Lewandowska w "Elle" rozwścieczyła Polki. "Oderwanie od rzeczywistości level hard". Świat idzie do przodu, a my zostaliśmy w 2008

Anja Rubik na okładce "Vogue'a" nie wszystkim przypadła do gustu, ale fanów okładki "Elle" z Anną Lewandowską można szukać ze świecą. Oburzenie, jakie wylało się na magazyn, nie powinno dziwić, bo zarzuty o oderwaniu od rzeczywistości są w tym wypadku całkowicie słuszne. W 2020 roku "siła kobiet" nie może już być jedynie sloganem.

W ostatnich tygodniach tysiące Polek wychodzą na ulice, by walczyć o swoje fundamentalne prawa. Są wściekłe, czują, że przeciwko nim stoi nie tylko policja, ale i rządzący. Zaczęło się od pokojowych demonstracji z hasłami wypisanymi na kartonach, a eskalowało w pryskanie gazem w oczy. Magazyny modowe starają się wspierać Polki, ale niestety, tego egzaminu póki co nie zdają.

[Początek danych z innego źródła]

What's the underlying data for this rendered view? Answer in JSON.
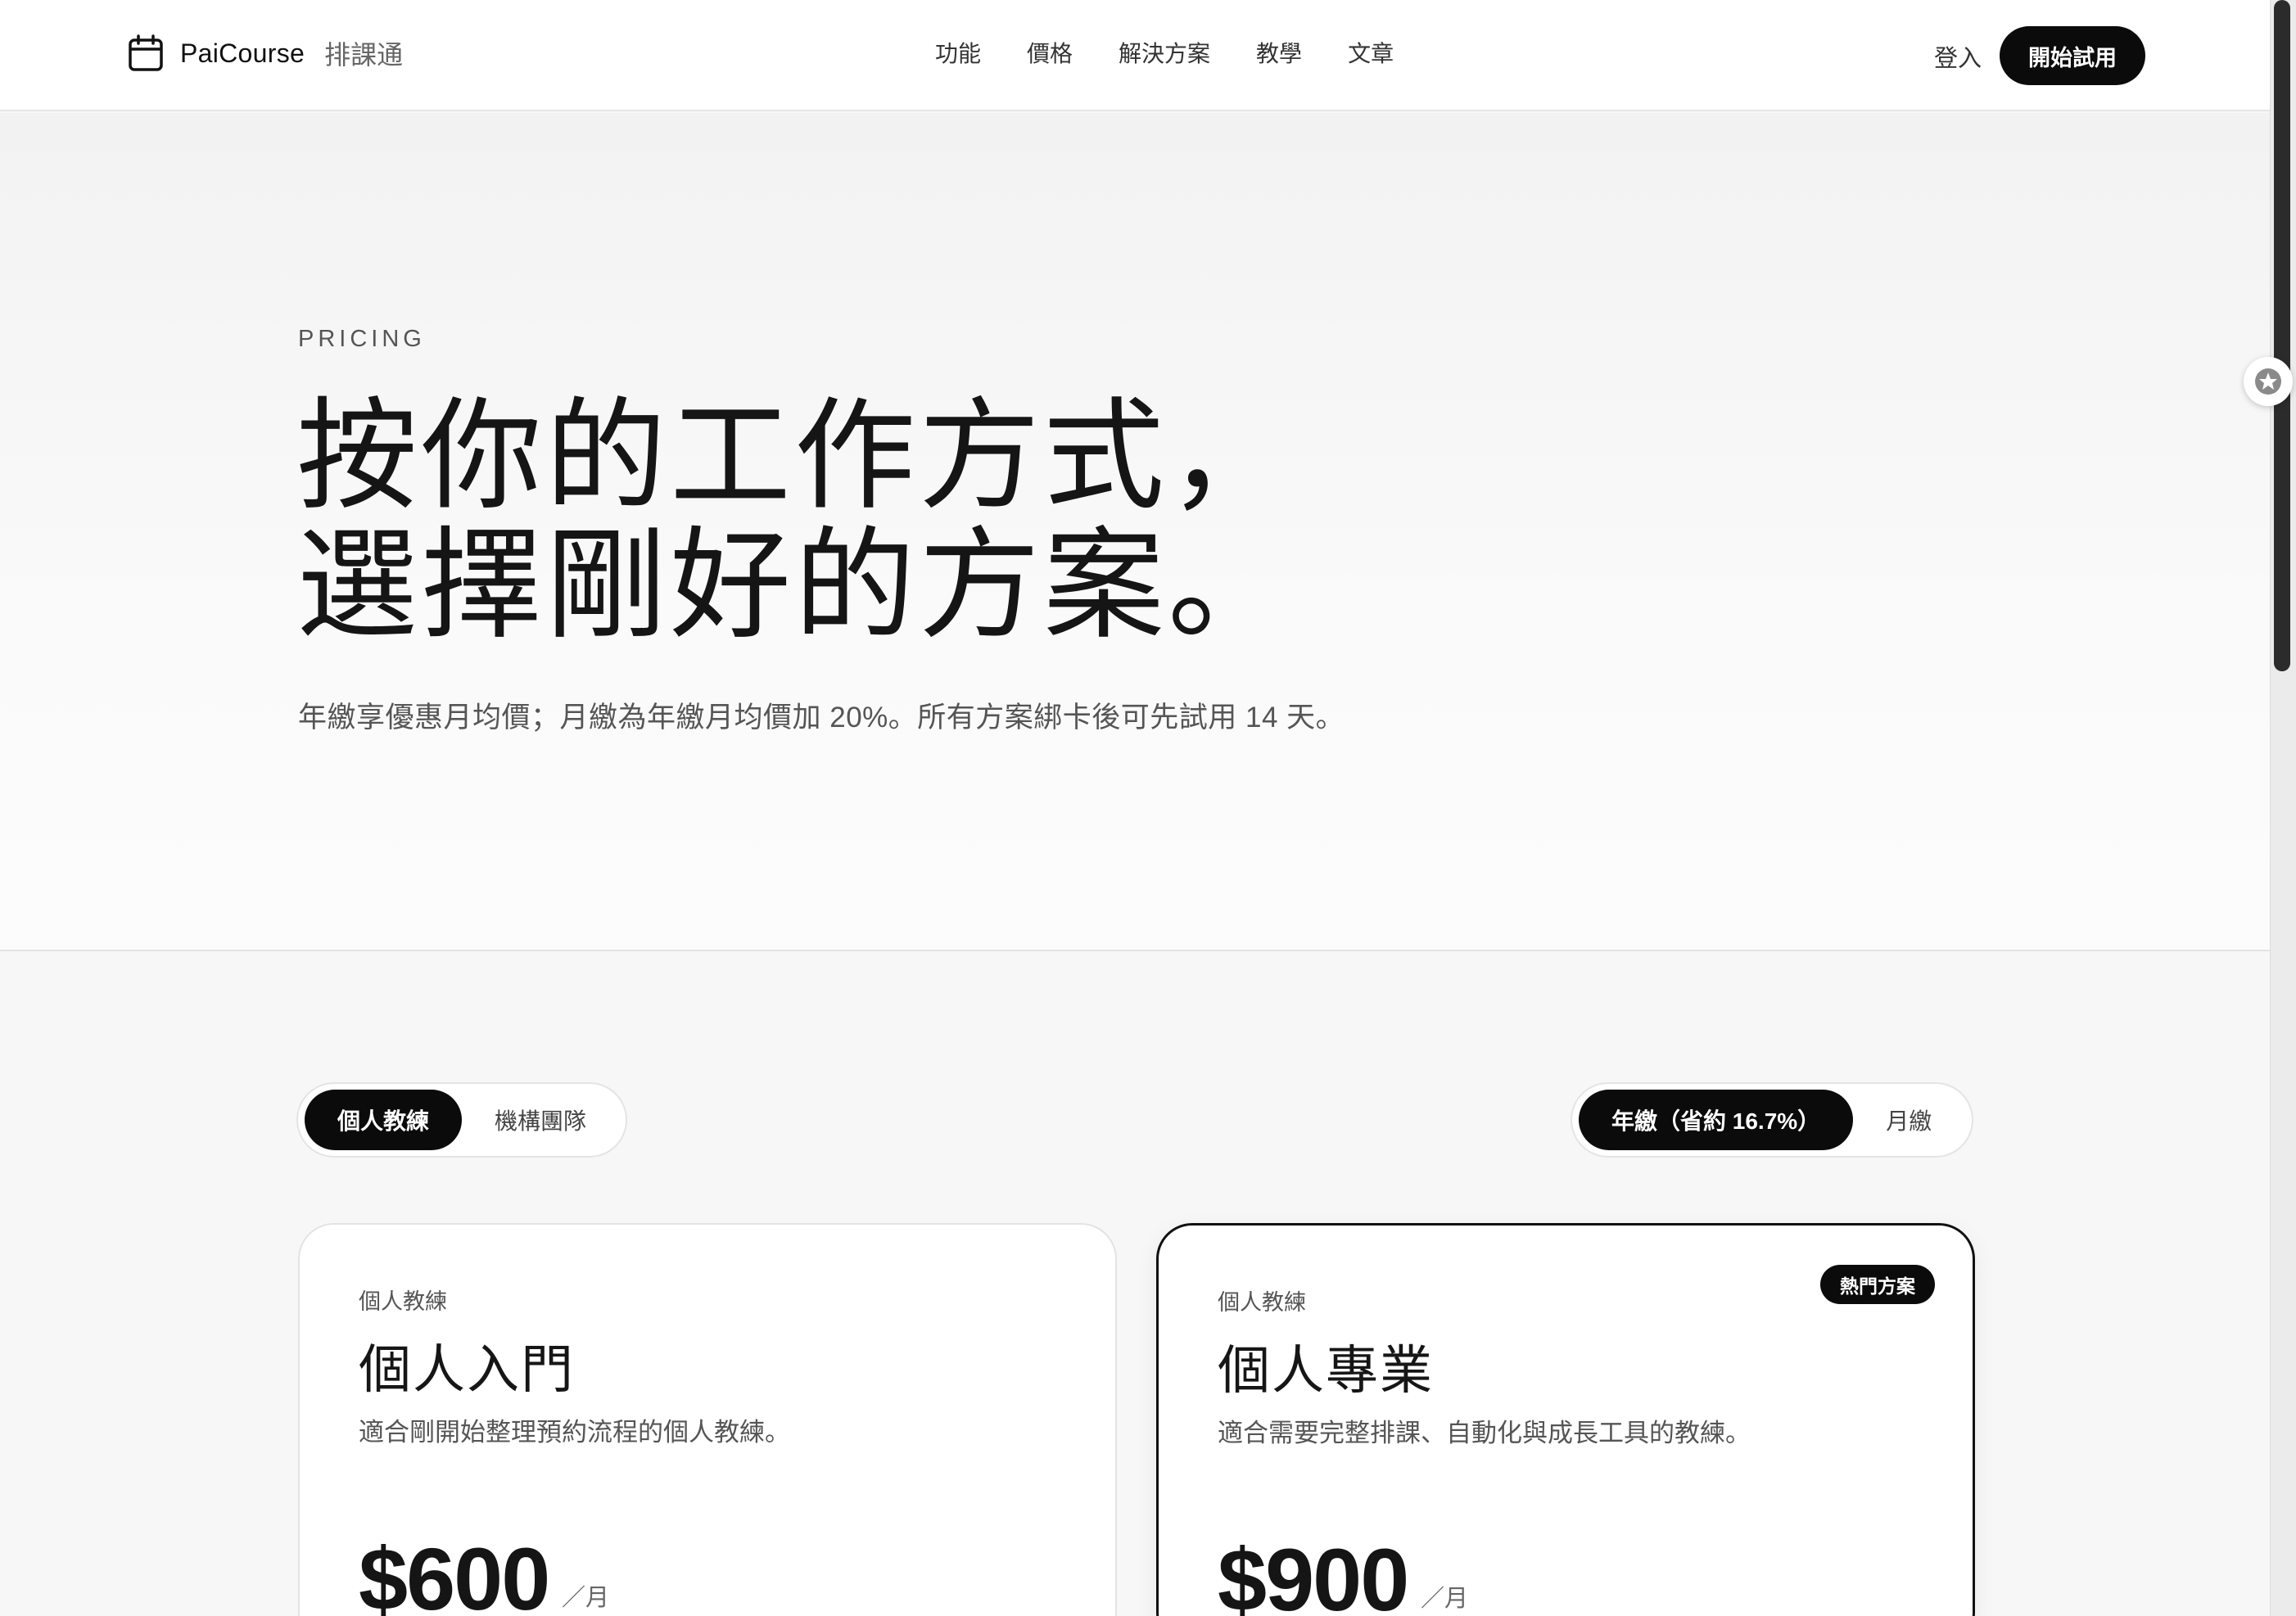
{
  "brand": {
    "name": "PaiCourse",
    "sub": "排課通"
  },
  "nav": {
    "items": [
      "功能",
      "價格",
      "解決方案",
      "教學",
      "文章"
    ]
  },
  "header": {
    "login": "登入",
    "cta": "開始試用"
  },
  "hero": {
    "eyebrow": "PRICING",
    "headline_line1": "按你的工作方式，",
    "headline_line2": "選擇剛好的方案。",
    "subtitle": "年繳享優惠月均價；月繳為年繳月均價加 20%。所有方案綁卡後可先試用 14 天。"
  },
  "audience_toggle": {
    "options": [
      "個人教練",
      "機構團隊"
    ],
    "selected": "個人教練"
  },
  "billing_toggle": {
    "options": [
      "年繳（省約 16.7%）",
      "月繳"
    ],
    "selected": "年繳（省約 16.7%）"
  },
  "plans": [
    {
      "tag": "個人教練",
      "title": "個人入門",
      "desc": "適合剛開始整理預約流程的個人教練。",
      "price": "$600",
      "unit": "／月",
      "badge": ""
    },
    {
      "tag": "個人教練",
      "title": "個人專業",
      "desc": "適合需要完整排課、自動化與成長工具的教練。",
      "price": "$900",
      "unit": "／月",
      "badge": "熱門方案"
    }
  ],
  "icons": {
    "logo": "calendar-icon",
    "side": "star-icon"
  }
}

"Matka, żona, sportsmenka, bizneswoman"

Nie każda kobieta chodzi na demonstracje, ale zdecydowana większość jest przeciwna zmianom, które chce wprowadzić PiS. Rozmowa o sytuacji politycznej stała się czymś tak normalnym, jak rozmowa o koronawirusowych obostrzeniach - jest 2020 rok i takie mamy nastroje. Redakcja "Elle" najwyraźniej postanowiła wpisać się w panujący klimat i w styczniowym wydaniu zaproponować czytelniczkom inspirujący temat - "Siła kobiet". Mogło wyjść super, bo zagraniczna prasa udowodniła, że moda/gwiazdy/lifestyle nie muszą być opisywane, jakby istniały w próżni, do której problemy nie docierają. Tymczasem czytelniczki dostały kopniaka w brzuch.

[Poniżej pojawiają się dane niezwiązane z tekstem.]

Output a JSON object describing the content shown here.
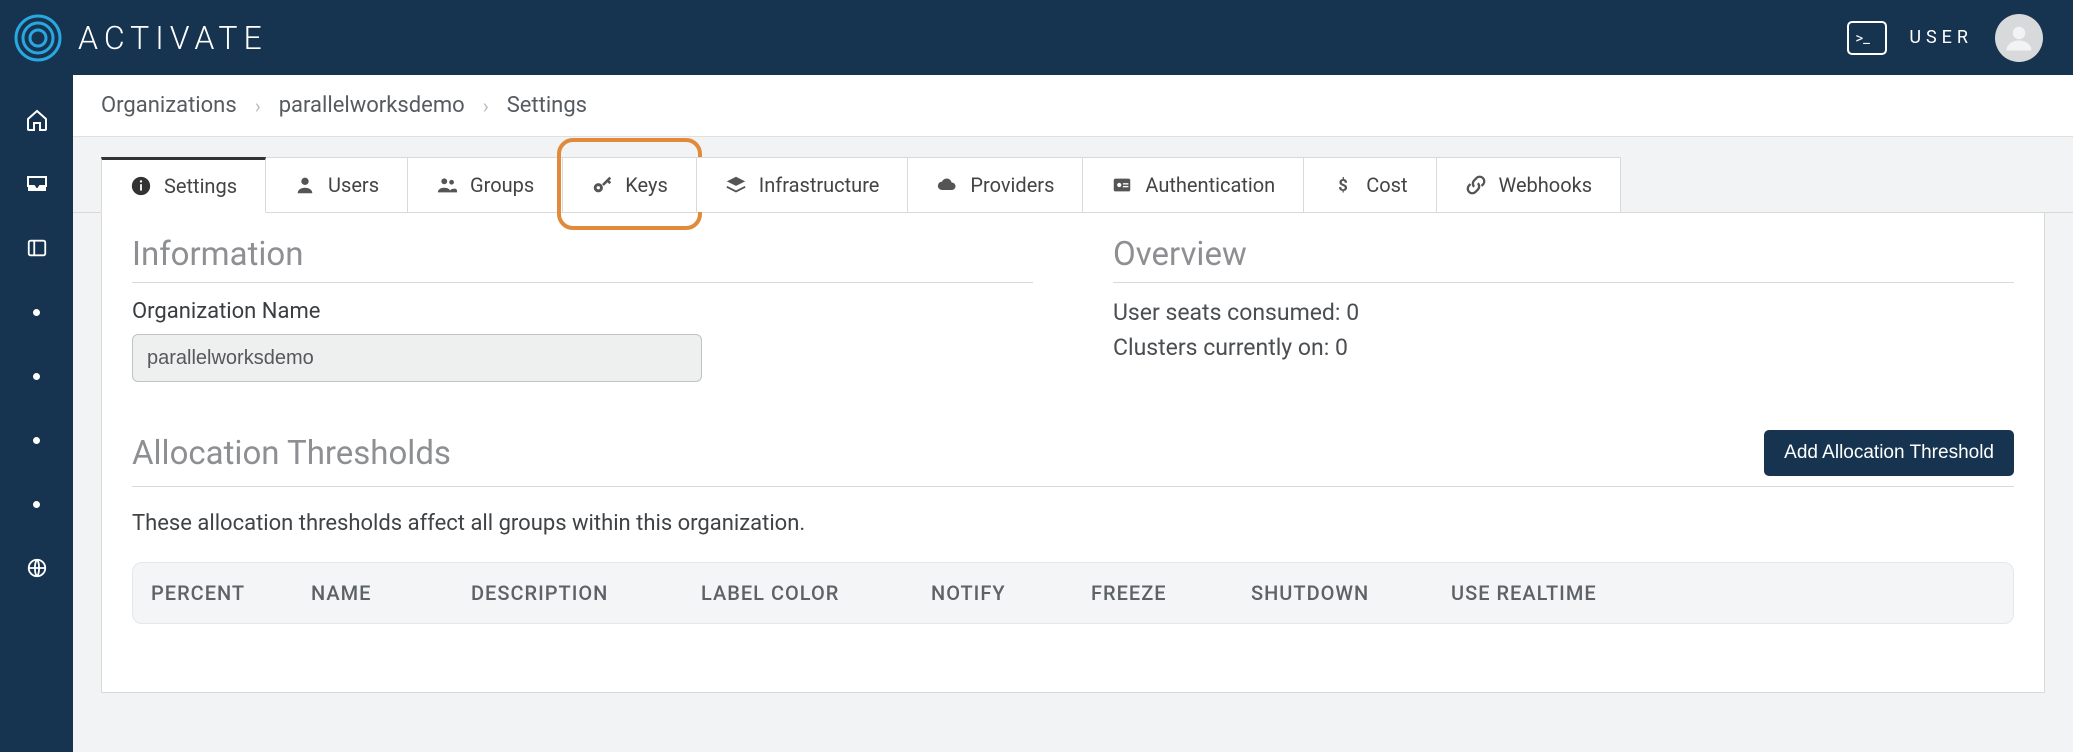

Anna Lewandowska w sesji dla magazynu 'Elle'Anna Lewandowska w sesji dla magazynu 'Elle' Elle Polska/fot. Agnieszka Kulesza i Łukasz Pik/DAS Agency

Matka, żona, sportsmenka, bizneswoman. Jej kariera i styl życia od lat inspirują miliony Polek. Motywuje, zaraża ambicją, determinacją i siłą, dlatego to właśnie z Anną Lewandowską wchodzimy w nowy rok - tymi słowami "Elle" przedstawiło nową okładkę i jej bohaterkę.
 

Ze zdjęcia uśmiecha się do nas piękna, bogata i niezaangażowana politycznie Anna Lewandowska. Jej włosy układają się idealnie, twarz jest gładziutka, a styliści zadbali, by prezentowała się jak prawdziwa fashionistka. Pod spodem napis: Siła kobiet. I dalej - "Anna Lewandowska nie boi się niczego". Tak negatywnych reakcji nie miała chyba żadna okładka w historii magazynu - internautki poczuły się dotknięte, i słusznie. 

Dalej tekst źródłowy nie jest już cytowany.